You're still a young man, the last judge had told him, you still have time to change your spots. He hadn't disagreed out loud, but Cleve knew in his heart he was a leopard born and bred. Crime was easy, work was not. Until somebody proved otherwise he would do what he did best, and take the consequences if caught. Doing time wasn't so unpalatable, if you had the right attitude to it. The food was edible, the company select; as long as he had something to keep his mind occupied he was content enough. At present he was reading about sin. Now there was a subject. In his time he'd heard so many explanations of how it had come into the world; from probation officers and lawyers and priests. Theories sociological, theological, ideological. Some were worthy of a few minutes' consideration. Most were so absurd (sin from the womb; sin from the state) he laughed in their apologists' faces. None held water for long.
It was a good bone to chew over, though. He needed a problem to occupy the days. And nights; he slept badly in prison. It wasn't his guilt that kept him awake, but that of others. He was, after all, just a hash-pusher, supplying wherever there was a demand: a minor cog in the consumerist machine; he had nothing to feel guilty about. But there were others here, many others it seemed, whose dreams were not so benevolent, nor nights so peaceful. They would cry, they would complain; they would curse judges local and celestial. Their din would have kept the dead awake.

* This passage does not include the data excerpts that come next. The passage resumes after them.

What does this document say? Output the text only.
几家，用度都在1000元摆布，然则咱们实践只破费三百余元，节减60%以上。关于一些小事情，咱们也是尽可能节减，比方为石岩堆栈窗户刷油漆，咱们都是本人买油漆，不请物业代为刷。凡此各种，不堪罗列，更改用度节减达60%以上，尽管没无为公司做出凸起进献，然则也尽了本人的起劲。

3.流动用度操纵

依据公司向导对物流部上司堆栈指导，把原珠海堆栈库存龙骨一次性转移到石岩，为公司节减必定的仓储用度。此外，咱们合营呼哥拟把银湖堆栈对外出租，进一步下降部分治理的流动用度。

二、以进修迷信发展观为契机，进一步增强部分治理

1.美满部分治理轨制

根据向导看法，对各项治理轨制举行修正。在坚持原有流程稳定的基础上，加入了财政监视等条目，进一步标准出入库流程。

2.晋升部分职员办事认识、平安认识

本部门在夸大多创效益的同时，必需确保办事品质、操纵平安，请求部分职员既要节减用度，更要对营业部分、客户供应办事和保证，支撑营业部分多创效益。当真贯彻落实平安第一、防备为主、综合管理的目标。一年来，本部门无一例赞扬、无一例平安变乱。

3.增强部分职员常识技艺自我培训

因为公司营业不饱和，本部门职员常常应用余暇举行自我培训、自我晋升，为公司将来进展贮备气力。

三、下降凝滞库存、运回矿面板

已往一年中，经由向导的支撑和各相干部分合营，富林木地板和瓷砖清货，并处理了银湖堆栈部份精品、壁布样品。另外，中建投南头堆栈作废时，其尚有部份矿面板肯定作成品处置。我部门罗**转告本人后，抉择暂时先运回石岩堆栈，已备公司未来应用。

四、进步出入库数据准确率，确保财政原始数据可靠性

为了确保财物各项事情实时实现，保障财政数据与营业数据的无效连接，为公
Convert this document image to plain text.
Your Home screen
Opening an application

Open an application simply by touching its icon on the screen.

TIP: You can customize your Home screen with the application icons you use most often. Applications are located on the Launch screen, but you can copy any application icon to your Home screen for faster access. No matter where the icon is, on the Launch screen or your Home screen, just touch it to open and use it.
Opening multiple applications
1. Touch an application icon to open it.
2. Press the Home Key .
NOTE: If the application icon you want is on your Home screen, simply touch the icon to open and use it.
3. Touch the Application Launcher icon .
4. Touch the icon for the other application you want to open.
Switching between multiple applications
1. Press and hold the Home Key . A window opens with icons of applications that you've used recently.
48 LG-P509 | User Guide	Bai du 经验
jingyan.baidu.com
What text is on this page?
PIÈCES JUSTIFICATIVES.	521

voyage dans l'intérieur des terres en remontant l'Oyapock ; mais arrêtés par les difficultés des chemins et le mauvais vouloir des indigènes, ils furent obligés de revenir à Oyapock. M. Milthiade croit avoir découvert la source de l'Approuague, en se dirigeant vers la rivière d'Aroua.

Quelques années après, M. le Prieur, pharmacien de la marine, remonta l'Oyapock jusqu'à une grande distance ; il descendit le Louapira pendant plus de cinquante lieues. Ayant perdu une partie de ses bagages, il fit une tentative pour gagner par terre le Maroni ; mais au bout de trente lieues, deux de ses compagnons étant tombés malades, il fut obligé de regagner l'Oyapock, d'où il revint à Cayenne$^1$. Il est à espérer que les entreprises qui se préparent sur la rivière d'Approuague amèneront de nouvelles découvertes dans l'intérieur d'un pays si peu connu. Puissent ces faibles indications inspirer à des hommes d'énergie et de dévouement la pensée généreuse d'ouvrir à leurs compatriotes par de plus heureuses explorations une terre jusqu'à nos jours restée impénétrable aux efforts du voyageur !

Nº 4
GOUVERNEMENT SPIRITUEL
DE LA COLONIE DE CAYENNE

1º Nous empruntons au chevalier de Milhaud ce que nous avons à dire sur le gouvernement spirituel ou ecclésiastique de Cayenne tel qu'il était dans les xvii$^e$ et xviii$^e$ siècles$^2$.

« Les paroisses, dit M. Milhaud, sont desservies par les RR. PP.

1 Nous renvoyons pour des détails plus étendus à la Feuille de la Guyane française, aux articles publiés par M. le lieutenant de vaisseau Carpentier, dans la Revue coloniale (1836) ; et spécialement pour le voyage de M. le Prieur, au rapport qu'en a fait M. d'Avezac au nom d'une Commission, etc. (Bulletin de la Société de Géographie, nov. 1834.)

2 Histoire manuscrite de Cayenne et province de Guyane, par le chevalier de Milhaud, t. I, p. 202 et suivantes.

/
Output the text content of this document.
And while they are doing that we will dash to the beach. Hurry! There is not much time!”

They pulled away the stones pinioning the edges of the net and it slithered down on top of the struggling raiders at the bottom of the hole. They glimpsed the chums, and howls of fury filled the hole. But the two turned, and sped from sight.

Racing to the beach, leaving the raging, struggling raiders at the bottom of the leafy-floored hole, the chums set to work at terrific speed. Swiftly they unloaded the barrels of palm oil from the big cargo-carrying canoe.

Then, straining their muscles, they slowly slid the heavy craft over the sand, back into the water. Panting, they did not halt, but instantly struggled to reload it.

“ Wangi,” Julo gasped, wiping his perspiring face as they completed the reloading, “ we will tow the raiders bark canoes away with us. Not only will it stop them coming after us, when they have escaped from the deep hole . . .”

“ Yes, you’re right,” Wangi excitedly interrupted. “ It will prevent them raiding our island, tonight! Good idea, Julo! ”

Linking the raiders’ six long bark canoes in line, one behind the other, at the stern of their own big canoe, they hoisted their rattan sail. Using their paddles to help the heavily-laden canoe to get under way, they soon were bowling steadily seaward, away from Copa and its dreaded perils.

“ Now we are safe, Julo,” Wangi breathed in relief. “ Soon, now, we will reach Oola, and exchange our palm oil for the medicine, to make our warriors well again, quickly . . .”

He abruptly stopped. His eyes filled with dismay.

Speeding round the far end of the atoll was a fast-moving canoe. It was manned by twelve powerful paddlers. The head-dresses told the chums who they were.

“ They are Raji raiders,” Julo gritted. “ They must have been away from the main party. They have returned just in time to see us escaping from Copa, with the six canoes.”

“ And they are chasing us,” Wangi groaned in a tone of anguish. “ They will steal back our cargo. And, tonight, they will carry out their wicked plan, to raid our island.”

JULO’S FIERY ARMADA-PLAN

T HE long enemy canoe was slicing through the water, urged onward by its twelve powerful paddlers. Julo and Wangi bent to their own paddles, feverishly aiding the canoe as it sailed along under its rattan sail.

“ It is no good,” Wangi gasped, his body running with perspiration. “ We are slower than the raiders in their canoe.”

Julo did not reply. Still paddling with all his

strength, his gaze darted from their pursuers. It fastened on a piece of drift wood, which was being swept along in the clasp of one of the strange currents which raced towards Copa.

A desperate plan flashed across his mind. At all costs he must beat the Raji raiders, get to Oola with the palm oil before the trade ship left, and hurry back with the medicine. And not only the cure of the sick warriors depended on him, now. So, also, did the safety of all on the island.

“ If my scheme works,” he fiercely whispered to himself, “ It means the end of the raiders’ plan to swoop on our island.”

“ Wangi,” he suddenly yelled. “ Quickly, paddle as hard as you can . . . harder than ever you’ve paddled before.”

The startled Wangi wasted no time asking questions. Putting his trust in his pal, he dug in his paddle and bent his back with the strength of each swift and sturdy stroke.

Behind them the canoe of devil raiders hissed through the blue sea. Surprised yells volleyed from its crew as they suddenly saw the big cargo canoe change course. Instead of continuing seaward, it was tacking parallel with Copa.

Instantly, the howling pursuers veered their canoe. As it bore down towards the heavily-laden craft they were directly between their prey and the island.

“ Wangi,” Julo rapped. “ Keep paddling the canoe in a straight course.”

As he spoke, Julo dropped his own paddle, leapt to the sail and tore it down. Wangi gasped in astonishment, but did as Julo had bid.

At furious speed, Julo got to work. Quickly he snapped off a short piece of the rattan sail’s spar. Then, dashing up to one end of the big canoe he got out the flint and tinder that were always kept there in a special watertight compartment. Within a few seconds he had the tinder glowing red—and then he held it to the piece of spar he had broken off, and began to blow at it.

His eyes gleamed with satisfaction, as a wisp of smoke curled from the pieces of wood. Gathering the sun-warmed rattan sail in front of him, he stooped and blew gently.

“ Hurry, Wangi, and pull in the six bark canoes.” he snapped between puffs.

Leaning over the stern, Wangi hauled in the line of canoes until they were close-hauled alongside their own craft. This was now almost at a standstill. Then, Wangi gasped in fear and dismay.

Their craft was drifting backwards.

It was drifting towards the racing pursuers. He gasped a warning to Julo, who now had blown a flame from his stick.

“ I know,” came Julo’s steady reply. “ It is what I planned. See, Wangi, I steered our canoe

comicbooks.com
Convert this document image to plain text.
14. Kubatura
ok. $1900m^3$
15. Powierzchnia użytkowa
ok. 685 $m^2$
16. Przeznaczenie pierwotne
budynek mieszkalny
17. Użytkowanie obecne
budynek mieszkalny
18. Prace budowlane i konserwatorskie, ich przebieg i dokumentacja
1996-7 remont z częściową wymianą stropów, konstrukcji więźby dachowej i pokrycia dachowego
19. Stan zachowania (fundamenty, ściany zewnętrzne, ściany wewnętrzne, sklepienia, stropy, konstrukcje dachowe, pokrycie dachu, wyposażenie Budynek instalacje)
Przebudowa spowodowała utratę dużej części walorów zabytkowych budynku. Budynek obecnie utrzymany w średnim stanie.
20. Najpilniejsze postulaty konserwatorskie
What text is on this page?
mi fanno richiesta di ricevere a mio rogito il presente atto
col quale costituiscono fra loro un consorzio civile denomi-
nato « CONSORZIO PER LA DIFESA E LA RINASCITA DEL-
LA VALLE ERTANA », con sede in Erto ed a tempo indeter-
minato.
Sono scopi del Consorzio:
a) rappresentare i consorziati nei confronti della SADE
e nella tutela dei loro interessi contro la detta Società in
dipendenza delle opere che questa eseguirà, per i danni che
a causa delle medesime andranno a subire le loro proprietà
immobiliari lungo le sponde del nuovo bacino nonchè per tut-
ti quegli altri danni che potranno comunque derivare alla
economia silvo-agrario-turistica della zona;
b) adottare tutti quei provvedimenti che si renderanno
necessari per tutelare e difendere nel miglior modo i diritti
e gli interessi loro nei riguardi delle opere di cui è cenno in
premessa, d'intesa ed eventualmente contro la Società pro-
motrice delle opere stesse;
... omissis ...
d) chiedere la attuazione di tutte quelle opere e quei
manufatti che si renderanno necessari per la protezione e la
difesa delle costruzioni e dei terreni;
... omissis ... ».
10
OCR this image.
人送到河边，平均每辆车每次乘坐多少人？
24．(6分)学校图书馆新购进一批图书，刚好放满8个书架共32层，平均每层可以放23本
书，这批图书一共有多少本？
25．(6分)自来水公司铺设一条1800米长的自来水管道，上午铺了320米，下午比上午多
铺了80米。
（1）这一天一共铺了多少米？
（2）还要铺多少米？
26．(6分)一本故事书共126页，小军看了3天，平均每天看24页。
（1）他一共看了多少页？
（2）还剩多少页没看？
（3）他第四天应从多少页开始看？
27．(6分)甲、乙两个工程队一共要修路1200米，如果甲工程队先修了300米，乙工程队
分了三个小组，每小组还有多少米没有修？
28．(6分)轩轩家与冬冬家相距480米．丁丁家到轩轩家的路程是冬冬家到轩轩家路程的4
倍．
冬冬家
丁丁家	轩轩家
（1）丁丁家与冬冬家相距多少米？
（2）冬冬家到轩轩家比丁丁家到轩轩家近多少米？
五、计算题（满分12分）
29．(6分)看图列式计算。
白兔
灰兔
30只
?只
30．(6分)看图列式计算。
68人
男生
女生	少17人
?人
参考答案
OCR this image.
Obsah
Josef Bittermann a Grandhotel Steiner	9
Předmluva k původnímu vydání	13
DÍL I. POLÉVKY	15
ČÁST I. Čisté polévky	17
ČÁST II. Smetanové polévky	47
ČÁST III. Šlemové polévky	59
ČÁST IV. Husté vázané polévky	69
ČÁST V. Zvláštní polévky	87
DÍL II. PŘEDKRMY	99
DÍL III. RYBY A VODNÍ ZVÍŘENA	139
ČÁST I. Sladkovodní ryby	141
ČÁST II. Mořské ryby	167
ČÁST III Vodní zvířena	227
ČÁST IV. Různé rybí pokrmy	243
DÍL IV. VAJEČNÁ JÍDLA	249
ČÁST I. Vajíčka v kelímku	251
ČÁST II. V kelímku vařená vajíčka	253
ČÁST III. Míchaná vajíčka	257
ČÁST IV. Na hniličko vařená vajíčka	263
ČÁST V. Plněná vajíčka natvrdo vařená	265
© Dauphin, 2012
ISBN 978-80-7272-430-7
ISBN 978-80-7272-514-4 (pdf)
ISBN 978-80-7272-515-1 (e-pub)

'Is it always like this?' Billy asked Cleve after a week or so. A new inmate was making a ruckus down the landing: one moment tears, the next obscenities.
'Yes. Most of the time,' said Cleve. 'Some of them need to yell a bit. It keeps their minds from curdling.'
'Not you,' observed the unmusical voice from the bunk below, 'you just read your books and keep out of harm's way. I've watched you. It doesn't bother you, does it?'
'I can live with it,' Cleve replied. 'I got no wife to come here every week and remind me what I'm missing.'
'You been in before?'
Twice.'
The boy hesitated an instant before saying, 'I suppose you know your way around the place, do you?'
'Well, I'm not writing a guidebook, but I got the general lay-out by now.' It seemed an odd comment for the boy to make. 'Why?'
'I just wondered,' said Billy.
'You got a question?'
Tait didn't answer for several seconds, then said: 'I heard they used to ... used to hang people here.'
Whatever Cleve had been expecting the boy to come out with, that wasn't it. But then he had decided several days back that Billy Tait was a strange one. Sly, side-long glances from those milky-blue eyes; a way he had of staring at the wall or at the window like a detective at a murder-scene, desperate for clues.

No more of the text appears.